As many of you know, I am a big Doctor Who fan and have been regularly watching it since Jon Pertwee days (and irregularly before that). A few years back friend (and fellow writer), George Ivanoff unveiled his TARDIS jacket (made by his dear wife). I was a tad jealous. Now I have my own TARDIS corset (and skirt). And this is how I made it.
  1. Pin and cut out pattern on material, and also cut the corset pieces from cotton duck (two layers to sandwich the boning later). Sew the pieces together. (Left side blue pieces together/ left double layer of cotton duck together/ right side blue pieces together/ right double layer of cotton duck together. So you have four separate pieces at the end of this step.)
  2. Pin one side of material to duck layers (right sides together) and sew in the busk (this was an 8 inch one). Size will vary depending on how long the front of your corset is.
  3. Turn right way out. Add other side of busk. (You will need to use an awl to make holes in the material to push the 'lugs' through.)
  4. I added twill tape along the waist. This will help reduce the pull on the corset when laced up. Next I sewed the boning channels in the two layers of duck. A zipper foot is ideal for this. 
  5. Now for the pretty decoration. I made windows from white cotton and hand stitch ribbon to create window panes.
  6. I bought the police box sign from Fandom Fabric's etsy store. (You can also get versions from Spoonflower). I used HeatnBond Ultrahold (double sided iron-on - from Spotlight) to fuse the windows and police box sign to the material, then hand sewed each item in place.
  7. To make bias - cut 5cm wide strips on the diagonal of the material. Use iron and this neat little gadget to create the bias.

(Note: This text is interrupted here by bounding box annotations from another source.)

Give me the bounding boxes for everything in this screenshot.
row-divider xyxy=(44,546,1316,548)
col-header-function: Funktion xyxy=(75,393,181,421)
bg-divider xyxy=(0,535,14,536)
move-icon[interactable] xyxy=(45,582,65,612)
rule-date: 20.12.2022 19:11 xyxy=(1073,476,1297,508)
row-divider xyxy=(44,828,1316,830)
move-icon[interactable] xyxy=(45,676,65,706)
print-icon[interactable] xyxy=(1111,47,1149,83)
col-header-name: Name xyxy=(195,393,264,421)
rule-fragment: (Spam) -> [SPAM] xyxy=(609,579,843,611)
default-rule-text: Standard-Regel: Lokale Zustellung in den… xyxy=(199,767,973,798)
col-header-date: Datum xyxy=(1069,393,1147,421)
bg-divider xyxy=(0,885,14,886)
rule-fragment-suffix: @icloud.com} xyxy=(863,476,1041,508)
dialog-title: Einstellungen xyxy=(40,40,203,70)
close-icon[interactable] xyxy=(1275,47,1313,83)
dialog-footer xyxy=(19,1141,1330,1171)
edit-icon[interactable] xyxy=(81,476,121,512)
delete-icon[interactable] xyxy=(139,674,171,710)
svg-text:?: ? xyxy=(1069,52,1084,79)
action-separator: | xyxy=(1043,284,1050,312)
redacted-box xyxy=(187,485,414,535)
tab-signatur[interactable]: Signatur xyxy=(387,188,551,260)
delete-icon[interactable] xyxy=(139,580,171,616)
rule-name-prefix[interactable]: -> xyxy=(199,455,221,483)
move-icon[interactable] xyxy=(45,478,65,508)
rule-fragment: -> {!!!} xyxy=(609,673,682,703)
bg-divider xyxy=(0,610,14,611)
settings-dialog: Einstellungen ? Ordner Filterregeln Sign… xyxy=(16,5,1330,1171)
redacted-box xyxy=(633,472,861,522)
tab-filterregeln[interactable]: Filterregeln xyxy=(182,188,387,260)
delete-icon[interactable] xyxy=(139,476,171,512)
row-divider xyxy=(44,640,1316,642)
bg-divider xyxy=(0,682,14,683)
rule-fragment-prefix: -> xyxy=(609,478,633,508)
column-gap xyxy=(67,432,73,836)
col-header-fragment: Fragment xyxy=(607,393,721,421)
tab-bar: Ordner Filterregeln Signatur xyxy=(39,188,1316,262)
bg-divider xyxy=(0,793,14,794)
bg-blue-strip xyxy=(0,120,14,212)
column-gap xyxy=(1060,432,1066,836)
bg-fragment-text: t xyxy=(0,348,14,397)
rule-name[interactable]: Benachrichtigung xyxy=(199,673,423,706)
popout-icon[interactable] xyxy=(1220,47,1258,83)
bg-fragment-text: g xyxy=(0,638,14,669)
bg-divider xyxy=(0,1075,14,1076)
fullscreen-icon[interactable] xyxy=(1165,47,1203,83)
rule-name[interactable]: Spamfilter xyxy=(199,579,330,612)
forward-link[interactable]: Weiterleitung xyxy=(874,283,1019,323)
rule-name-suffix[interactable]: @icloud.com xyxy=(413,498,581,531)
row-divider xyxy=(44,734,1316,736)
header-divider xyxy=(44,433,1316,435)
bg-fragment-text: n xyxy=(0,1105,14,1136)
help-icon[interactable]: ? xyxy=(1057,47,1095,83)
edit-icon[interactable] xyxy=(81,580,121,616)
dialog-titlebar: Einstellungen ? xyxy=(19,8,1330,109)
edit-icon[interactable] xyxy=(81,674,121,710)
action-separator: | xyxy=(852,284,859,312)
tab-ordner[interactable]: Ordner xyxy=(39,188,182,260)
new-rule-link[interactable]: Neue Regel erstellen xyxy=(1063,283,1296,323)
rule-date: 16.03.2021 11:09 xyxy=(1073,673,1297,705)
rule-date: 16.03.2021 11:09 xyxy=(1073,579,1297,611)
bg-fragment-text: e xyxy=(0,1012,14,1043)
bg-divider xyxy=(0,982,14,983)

  8. The bias was pinned on the front edges - top and bottom - then machine-sewed, folded over to the back of the corset and hand stitched in place.
  9.  Mark up the lacing holes (approx 1.5 inches apart), with the two at the waist closer together to allow for the lacing loops.  I make the holes with an awl to minimise thread breakage, keeping maximum structural integrity. I use larger grommets. I wear my corsets at costume, steampunk events and conventions; the larger grommets have outlasted smaller versions (for me). I bought the grommets and tool from Farthingale's corset supplies.
  10. I needed 5m of corset lacing for this under the bust version. I use 8m for full length corsets. Tie a knot in the middle of the length, crimp on a metal aglet or handsew the ends to form one. The knot is at the centre (between two top eyelets). Lace to the bottom and tie off lacing. Pull a loop out at the two (closer) waist eyelets. These loops are used to pull the lacing tight, then is tied and tucked under the corset.
  11. The finished corset:
  12. For the skirt, I purchased one yard of 'Police Box' print from Spoonflower (ID:767279) There are many versions. I cut every second line of print (to allow enough fold over) and created a 'non-bias' strip using the bias making gadget.
  13. I pinned and sewed the strip along the bottom of the skirt (after hemming).
And here is the final outfit, complete with purple Docs - one happy Doctor Who fan!
[A big thanks to Lynne Cook (President Australian Costumers' Guild) who helped with the fitting of the toile for the pattern for this corset.]